Tim created the MindfulWake program at Wake Forest in January of 2017. He began his mindfulness practice in 1985 as a way to reduce stress and credits mindfulness as key to his emotional and spiritual wellbeing. Tim practices in the Plum Village Tradition of Engaged Buddhism and will be ordained into the Order of Interbeing in April of 2020. He practices with the Planting Seeds Sangha of Chapel Hill and the Winston-Salem Community of Mindful Living.

Within a few months of learning about Koru Mindfulness, Tim knew that he wanted to share this practice with his students. That would become an important part of his life’s work at Wake Forest. Eventually, faculty and staff started to ask Tim to teach them what he was discovering. They wanted to share the practice of mindfulness, just as Tim did. But as demand increased, Tim stumbled upon the idea of becoming a Koru Trainer. A crazy idea at first, but being a teacher and practitioner at heart, he decided to give it a go. Tim believes that when you’re teaching with joyfulness and playfulness, you’re not just talking mindfulness...you’re living mindfulness.

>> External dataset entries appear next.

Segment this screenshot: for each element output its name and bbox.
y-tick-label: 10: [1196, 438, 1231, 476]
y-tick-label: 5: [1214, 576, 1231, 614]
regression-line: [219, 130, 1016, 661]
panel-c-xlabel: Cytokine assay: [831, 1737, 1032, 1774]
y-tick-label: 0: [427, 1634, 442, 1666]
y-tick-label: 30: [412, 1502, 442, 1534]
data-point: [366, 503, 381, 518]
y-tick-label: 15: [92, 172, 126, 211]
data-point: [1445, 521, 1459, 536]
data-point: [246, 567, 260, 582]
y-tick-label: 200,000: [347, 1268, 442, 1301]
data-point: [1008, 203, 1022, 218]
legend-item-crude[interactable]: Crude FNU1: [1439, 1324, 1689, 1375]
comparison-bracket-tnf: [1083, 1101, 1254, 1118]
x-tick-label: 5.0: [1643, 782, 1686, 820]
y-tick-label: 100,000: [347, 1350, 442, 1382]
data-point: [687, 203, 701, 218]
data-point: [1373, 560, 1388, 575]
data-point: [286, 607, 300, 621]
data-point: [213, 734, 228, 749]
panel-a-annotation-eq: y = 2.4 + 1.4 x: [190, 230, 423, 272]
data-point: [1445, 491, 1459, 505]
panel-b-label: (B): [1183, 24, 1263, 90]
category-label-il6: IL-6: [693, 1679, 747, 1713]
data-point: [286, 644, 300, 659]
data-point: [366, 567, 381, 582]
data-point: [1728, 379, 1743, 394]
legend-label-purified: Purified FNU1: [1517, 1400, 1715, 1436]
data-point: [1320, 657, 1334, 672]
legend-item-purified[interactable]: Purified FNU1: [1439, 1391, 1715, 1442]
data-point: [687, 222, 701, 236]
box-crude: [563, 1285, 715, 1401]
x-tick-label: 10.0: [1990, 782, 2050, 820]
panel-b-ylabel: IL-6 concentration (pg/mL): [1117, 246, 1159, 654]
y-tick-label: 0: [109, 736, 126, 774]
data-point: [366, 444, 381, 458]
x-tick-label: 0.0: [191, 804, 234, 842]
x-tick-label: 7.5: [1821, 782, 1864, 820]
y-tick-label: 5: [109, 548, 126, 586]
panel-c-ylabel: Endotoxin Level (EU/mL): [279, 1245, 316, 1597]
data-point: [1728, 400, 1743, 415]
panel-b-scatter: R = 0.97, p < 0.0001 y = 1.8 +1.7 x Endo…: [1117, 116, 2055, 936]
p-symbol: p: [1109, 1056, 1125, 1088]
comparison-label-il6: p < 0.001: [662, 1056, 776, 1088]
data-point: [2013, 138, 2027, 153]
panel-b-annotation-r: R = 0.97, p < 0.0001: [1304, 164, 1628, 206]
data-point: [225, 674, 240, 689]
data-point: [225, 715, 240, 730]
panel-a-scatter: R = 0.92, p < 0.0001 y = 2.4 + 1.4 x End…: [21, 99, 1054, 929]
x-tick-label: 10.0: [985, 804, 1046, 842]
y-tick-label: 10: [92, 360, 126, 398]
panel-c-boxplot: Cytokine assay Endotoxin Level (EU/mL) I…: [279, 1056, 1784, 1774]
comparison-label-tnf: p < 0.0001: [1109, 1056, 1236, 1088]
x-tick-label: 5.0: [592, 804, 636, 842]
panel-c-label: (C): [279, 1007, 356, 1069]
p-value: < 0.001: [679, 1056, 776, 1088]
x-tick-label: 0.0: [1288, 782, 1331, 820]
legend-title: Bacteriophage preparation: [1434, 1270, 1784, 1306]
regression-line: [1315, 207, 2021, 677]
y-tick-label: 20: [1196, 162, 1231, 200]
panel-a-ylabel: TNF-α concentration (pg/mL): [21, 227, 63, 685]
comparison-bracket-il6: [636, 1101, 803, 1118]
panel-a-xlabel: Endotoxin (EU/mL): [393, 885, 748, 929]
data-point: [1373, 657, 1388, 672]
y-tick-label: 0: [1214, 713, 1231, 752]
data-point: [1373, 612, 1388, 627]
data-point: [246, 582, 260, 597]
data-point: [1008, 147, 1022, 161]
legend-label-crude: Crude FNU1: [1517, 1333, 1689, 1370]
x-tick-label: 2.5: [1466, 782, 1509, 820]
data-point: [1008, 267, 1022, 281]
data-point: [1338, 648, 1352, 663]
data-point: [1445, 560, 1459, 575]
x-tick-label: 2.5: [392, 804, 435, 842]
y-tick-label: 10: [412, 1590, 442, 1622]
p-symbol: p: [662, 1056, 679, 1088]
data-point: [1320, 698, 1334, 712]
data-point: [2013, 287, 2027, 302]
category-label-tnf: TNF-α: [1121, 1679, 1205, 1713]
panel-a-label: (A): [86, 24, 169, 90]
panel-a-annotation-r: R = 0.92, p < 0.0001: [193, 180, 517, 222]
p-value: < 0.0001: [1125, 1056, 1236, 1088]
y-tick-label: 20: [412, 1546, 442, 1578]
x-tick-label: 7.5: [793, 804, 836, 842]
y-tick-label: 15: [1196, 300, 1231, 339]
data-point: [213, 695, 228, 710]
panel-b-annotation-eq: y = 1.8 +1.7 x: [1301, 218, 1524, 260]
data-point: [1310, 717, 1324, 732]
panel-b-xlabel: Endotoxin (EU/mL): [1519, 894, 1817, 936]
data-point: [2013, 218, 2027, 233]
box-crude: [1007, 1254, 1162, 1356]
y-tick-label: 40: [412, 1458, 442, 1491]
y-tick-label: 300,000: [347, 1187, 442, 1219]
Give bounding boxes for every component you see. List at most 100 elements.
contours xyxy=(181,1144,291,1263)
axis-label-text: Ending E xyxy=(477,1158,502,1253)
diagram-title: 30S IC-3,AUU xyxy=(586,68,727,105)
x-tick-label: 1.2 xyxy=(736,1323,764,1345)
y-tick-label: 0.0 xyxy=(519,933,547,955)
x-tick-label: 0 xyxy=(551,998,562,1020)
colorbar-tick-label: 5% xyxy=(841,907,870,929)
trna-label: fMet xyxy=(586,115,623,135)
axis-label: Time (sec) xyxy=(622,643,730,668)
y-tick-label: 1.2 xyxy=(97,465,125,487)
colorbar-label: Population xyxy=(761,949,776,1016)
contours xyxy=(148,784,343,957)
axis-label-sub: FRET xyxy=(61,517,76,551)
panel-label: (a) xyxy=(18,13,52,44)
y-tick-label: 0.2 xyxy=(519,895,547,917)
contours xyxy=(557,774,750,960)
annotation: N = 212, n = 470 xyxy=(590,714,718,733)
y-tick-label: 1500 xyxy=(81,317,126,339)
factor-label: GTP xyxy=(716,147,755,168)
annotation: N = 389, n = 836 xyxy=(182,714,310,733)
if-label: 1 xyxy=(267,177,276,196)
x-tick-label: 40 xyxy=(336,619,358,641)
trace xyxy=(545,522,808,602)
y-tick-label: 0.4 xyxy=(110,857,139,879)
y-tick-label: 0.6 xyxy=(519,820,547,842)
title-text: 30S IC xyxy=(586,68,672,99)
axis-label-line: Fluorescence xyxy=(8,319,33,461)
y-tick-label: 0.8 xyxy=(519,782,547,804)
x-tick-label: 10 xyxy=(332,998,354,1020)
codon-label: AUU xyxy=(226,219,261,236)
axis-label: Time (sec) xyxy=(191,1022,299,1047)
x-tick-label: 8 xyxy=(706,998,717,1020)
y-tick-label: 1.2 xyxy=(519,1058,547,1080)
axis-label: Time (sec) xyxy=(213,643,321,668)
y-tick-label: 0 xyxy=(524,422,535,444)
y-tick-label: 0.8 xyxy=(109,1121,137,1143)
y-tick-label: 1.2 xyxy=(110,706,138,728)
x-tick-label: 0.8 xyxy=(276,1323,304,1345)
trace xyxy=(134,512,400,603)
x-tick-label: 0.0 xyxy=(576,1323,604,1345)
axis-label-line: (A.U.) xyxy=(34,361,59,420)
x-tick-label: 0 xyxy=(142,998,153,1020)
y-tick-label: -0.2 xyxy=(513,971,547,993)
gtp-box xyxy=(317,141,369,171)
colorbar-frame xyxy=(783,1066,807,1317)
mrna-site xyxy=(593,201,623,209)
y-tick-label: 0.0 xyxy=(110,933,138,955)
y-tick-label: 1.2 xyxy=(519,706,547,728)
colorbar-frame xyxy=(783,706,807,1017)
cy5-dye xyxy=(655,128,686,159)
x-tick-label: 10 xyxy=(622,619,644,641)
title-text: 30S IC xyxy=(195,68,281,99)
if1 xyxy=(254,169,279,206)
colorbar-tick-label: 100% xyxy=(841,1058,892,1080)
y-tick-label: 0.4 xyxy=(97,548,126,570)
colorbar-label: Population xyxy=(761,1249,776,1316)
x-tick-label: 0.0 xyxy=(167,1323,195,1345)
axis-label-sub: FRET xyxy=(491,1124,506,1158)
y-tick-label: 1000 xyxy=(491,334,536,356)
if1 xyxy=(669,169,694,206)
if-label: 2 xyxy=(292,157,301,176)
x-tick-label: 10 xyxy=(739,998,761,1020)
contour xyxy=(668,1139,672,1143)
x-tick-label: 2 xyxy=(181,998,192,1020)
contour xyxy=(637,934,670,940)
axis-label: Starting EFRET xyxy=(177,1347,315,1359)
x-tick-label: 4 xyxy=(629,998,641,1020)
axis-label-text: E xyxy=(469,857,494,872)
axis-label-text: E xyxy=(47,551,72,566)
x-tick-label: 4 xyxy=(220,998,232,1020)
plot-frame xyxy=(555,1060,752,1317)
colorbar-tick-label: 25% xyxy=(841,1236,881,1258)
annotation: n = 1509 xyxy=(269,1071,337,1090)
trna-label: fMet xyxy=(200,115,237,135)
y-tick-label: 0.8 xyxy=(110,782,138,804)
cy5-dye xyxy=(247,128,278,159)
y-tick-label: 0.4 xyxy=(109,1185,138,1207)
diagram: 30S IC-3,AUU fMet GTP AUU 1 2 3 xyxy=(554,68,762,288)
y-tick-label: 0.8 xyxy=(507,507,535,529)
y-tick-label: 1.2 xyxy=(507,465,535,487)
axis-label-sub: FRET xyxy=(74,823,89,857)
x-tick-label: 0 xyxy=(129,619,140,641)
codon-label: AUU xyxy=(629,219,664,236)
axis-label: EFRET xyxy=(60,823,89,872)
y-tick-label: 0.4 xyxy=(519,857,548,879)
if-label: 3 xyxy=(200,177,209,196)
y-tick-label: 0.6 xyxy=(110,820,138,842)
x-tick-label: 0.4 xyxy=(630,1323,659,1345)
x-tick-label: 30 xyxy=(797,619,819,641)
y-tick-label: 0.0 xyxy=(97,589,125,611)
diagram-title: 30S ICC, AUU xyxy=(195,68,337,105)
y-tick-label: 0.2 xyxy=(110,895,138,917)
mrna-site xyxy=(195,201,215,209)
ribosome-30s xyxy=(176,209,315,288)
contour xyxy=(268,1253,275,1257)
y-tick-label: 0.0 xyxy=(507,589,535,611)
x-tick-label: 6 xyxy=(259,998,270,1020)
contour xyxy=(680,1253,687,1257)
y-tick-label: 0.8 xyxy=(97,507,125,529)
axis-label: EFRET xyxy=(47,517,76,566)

Vivien Roman-Hampton is a LICSW in Massachusetts who trained to be a Koru teacher in New York in 2018. She uses Koru in her clinical practice where she focuses on emerging adults from marginalized communities. The transformation she has seen as she introduces Koru to these young people has motivated her to be part of Koru’s first Train-the-Trainer program.

She believes that her skills in meditation and mindfulness have enhanced her clients’ well-being as well as her own.

She has enjoyed facilitating Koru’s Social Justice circles online and looks forward to creating connections with more Koru teachers in her role as a Koru Trainer.

She is excited to embark on this next chapter of Koru growth with her new Koru Trainer colleagues!